Engineers at the National Motor Museum in Beaulieu have initiated the extensive cleaning and restoration efforts of a three-speed gearbox from the Sunbeam 1000hp, a British car that broke the 200mph Land Speed Record nearly a century ago.

Unique in its construction, it was designed to operate the rear wheels, as Sunbeam's designer, Captain Jack Irving, had concerns about transmitting such substantial power through a standard rear axle.

The novel use of drive chains, which became red-hot during the initial tests at Wolverhampton, showcased this remarkable technical innovation.

The intricate restoration process involves a three-part assembly comprising of the three-speed gearbox, bevel drive, and spur gearbox - housed within the vast Sunbeam chassis and neighbouring its Land Speed Record driver, Sir Henry Segrave.

National Motor Museum senior engineer Ian Stanfield said: "The learning curve has been in taking units apart. Once that’s been completed, we know how to put them back together again.

"We are where we want to be at this stage of the restoration process and are looking forward to the next challenge of reassembling the rear engine.

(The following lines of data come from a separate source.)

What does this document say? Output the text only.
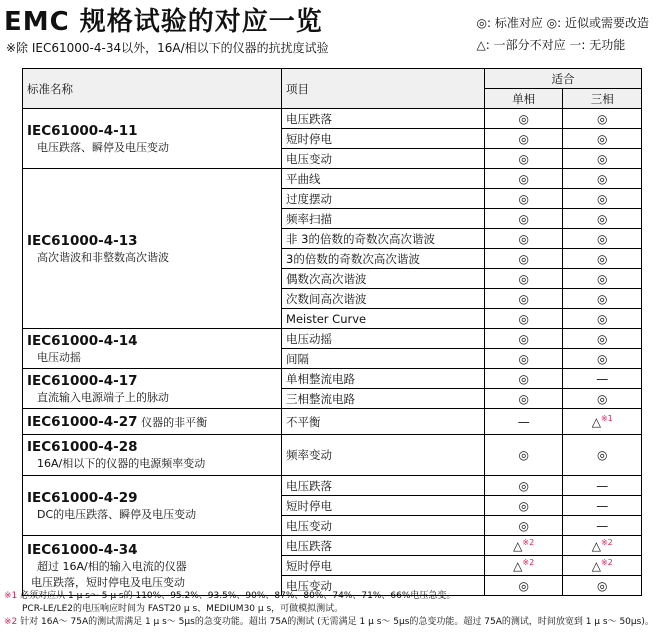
EMC 规格试验的对应一览
※除 IEC61000-4-34以外，16A/相以下的仪器的抗扰度试验
◎: 标准对应 ◎: 近似或需要改造
△: 一部分不对应 一: 无功能
标准名称	项目	适合	
		单相	三相

IEC61000-4-11
电压跌落、瞬停及电压变动	电压跌落	◎	◎
	短时停电	◎	◎
	电压变动	◎	◎

IEC61000-4-13
高次谐波和非整数高次谐波	平曲线	◎	◎
	过度摆动	◎	◎
	频率扫描	◎	◎
	非 3的倍数的奇数次高次谐波	◎	◎
	3的倍数的奇数次高次谐波	◎	◎
	偶数次高次谐波	◎	◎
	次数间高次谐波	◎	◎
	Meister Curve	◎	◎

IEC61000-4-14
电压动摇	电压动摇	◎	◎
	间隔	◎	◎

IEC61000-4-17
直流输入电源端子上的脉动	单相整流电路	◎	—
	三相整流电路	◎	◎
IEC61000-4-27 仪器的非平衡	不平衡	—	△$^{※1}$

IEC61000-4-28
16A/相以下的仪器的电源频率变动	频率变动	◎	◎

IEC61000-4-29
DC的电压跌落、瞬停及电压变动	电压跌落	◎	—
	短时停电	◎	—
	电压变动	◎	—

IEC61000-4-34
超过 16A/相的输入电流的仪器
电压跌落，短时停电及电压变动	电压跌落	△$^{※2}$	△$^{※2}$
	短时停电	△$^{※2}$	△$^{※2}$
	电压变动	◎	◎
※1 必须对应从 1 μ s～ 5 μ s的 110%、95.2%、93.5%、90%、87%、80%、74%、71%、66%电压急变。
PCR-LE/LE2的电压响应时间为 FAST20 μ s、MEDIUM30 μ s，可做模拟测试。
※2 针对 16A～ 75A的测试需满足 1 μ s～ 5μs的急变功能。超出 75A的测试 (无需满足 1 μ s～ 5μs的急变功能。超过 75A的测试，时间放宽到 1 μ s～ 50μs)。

We are also working on the air starter mechanism, another part of the process which has been complicated by needing to manufacture replacements for so many parts which are missing."

The engineers have had to devise innovative methods to carefully disassemble and clean this historical artefact.

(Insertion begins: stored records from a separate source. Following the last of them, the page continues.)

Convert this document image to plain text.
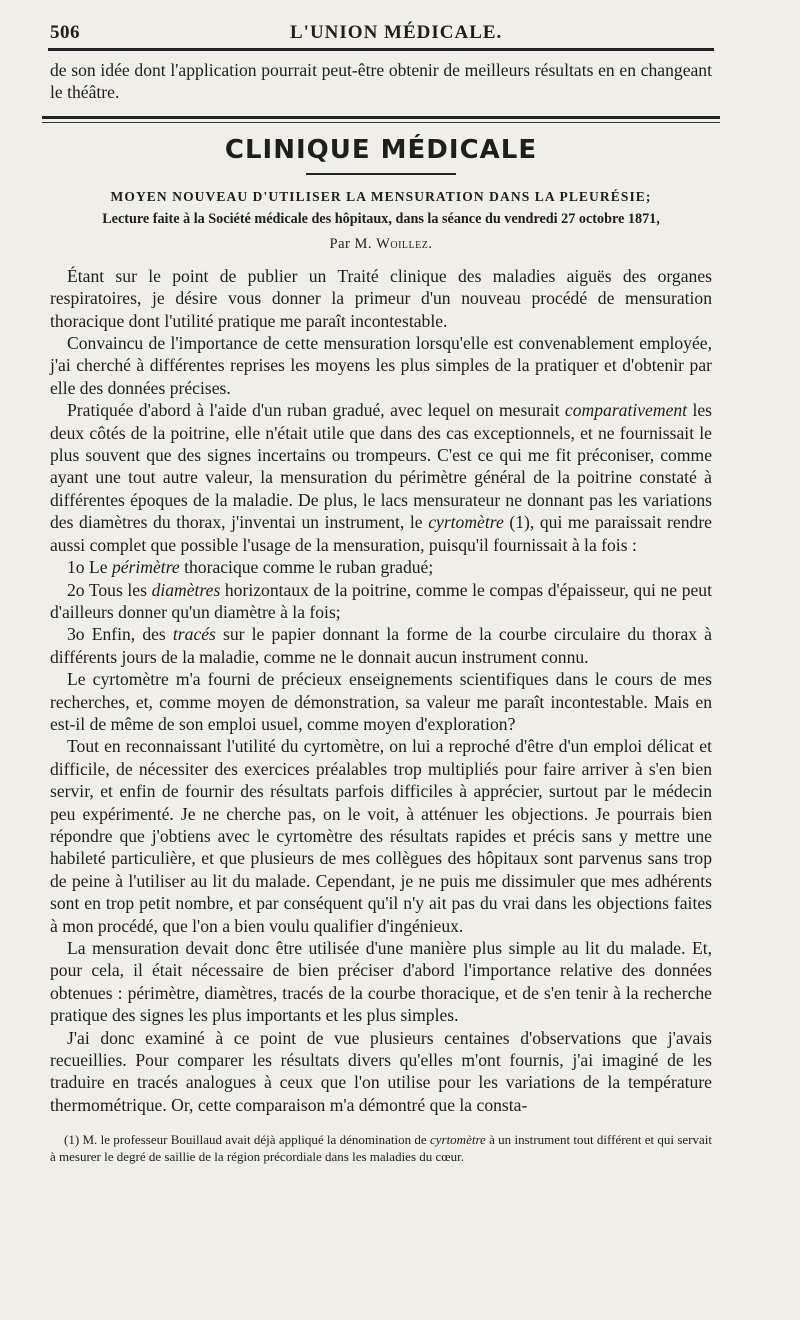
506	L'UNION MÉDICALE.

de son idée dont l'application pourrait peut-être obtenir de meilleurs résultats en en changeant le théâtre.

CLINIQUE MÉDICALE
MOYEN NOUVEAU D'UTILISER LA MENSURATION DANS LA PLEURÉSIE;
Lecture faite à la Société médicale des hôpitaux, dans la séance du vendredi 27 octobre 1871,
Par M. Woillez.

Étant sur le point de publier un Traité clinique des maladies aiguës des organes respiratoires, je désire vous donner la primeur d'un nouveau procédé de mensuration thoracique dont l'utilité pratique me paraît incontestable.

Convaincu de l'importance de cette mensuration lorsqu'elle est convenablement employée, j'ai cherché à différentes reprises les moyens les plus simples de la pratiquer et d'obtenir par elle des données précises.

Pratiquée d'abord à l'aide d'un ruban gradué, avec lequel on mesurait comparativement les deux côtés de la poitrine, elle n'était utile que dans des cas exceptionnels, et ne fournissait le plus souvent que des signes incertains ou trompeurs. C'est ce qui me fit préconiser, comme ayant une tout autre valeur, la mensuration du périmètre général de la poitrine constaté à différentes époques de la maladie. De plus, le lacs mensurateur ne donnant pas les variations des diamètres du thorax, j'inventai un instrument, le cyrtomètre (1), qui me paraissait rendre aussi complet que possible l'usage de la mensuration, puisqu'il fournissait à la fois :

1o Le périmètre thoracique comme le ruban gradué;

2o Tous les diamètres horizontaux de la poitrine, comme le compas d'épaisseur, qui ne peut d'ailleurs donner qu'un diamètre à la fois;

3o Enfin, des tracés sur le papier donnant la forme de la courbe circulaire du thorax à différents jours de la maladie, comme ne le donnait aucun instrument connu.

Le cyrtomètre m'a fourni de précieux enseignements scientifiques dans le cours de mes recherches, et, comme moyen de démonstration, sa valeur me paraît incontestable. Mais en est-il de même de son emploi usuel, comme moyen d'exploration?

Tout en reconnaissant l'utilité du cyrtomètre, on lui a reproché d'être d'un emploi délicat et difficile, de nécessiter des exercices préalables trop multipliés pour faire arriver à s'en bien servir, et enfin de fournir des résultats parfois difficiles à apprécier, surtout par le médecin peu expérimenté. Je ne cherche pas, on le voit, à atténuer les objections. Je pourrais bien répondre que j'obtiens avec le cyrtomètre des résultats rapides et précis sans y mettre une habileté particulière, et que plusieurs de mes collègues des hôpitaux sont parvenus sans trop de peine à l'utiliser au lit du malade. Cependant, je ne puis me dissimuler que mes adhérents sont en trop petit nombre, et par conséquent qu'il n'y ait pas du vrai dans les objections faites à mon procédé, que l'on a bien voulu qualifier d'ingénieux.

La mensuration devait donc être utilisée d'une manière plus simple au lit du malade. Et, pour cela, il était nécessaire de bien préciser d'abord l'importance relative des données obtenues : périmètre, diamètres, tracés de la courbe thoracique, et de s'en tenir à la recherche pratique des signes les plus importants et les plus simples.

J'ai donc examiné à ce point de vue plusieurs centaines d'observations que j'avais recueillies. Pour comparer les résultats divers qu'elles m'ont fournis, j'ai imaginé de les traduire en tracés analogues à ceux que l'on utilise pour les variations de la température thermométrique. Or, cette comparaison m'a démontré que la consta-

(1) M. le professeur Bouillaud avait déjà appliqué la dénomination de cyrtomètre à un instrument tout différent et qui servait à mesurer le degré de saillie de la région précordiale dans les maladies du cœur.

Significant steps include handcrafting new parts, such as a sealant gasket, for the gearbox and bevel drive.

As for the spur gearbox, the last component of the transmission system, it had to be soaked for a week in a hot water and detergent solution to dissolve the hardened oil, before further cleaning and restoration could take place.

The restored assemblies will then be reinstalled into the revitalised chassis.

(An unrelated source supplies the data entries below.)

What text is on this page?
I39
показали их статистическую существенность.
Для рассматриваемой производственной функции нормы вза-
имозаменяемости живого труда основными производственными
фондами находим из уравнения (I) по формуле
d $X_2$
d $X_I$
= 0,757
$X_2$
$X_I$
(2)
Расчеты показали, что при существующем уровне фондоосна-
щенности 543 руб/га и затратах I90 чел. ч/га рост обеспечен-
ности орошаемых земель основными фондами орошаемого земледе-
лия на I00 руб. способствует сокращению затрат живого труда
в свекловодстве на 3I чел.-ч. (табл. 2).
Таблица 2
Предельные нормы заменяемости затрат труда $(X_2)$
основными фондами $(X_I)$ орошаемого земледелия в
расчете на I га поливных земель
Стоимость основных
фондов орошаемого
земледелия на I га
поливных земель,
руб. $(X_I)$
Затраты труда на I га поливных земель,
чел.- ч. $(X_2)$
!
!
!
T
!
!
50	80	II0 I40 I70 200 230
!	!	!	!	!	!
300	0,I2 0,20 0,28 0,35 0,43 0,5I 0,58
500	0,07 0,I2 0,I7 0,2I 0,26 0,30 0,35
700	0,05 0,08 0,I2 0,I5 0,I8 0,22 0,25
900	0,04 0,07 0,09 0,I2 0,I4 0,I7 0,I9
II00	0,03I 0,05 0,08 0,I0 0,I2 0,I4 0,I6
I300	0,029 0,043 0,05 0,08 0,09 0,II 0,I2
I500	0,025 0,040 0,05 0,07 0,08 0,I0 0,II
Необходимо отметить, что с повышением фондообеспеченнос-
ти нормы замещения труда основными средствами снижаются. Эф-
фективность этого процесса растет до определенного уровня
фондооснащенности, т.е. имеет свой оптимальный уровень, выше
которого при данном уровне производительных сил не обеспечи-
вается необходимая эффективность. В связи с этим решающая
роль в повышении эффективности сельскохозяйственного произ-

As it stands, visitors can view the stripped-down chassis at the National Motor Museum during their trip to Beaulieu.

The Sunbeam 1000hp Restoration Campaign, launched in collaboration with Hampshire-based Brookspeed Automotive, seeks to raise £300,000 to complete 'The Slug's' refurbishment.

The plan is to debut the fully restored car on Daytona Beach in Florida in 2027, marking the 100th anniversary of its record-breaking run.

However, the vehicle's two 22.5-litre engines, capable of yielding 435bhp each, have remained dormant for over 80 years due to internal corrosion.

It remains the engineers' objective to revive the auditory and olfactory experiences of the fastest car of its time and ensure its preservation for future generations.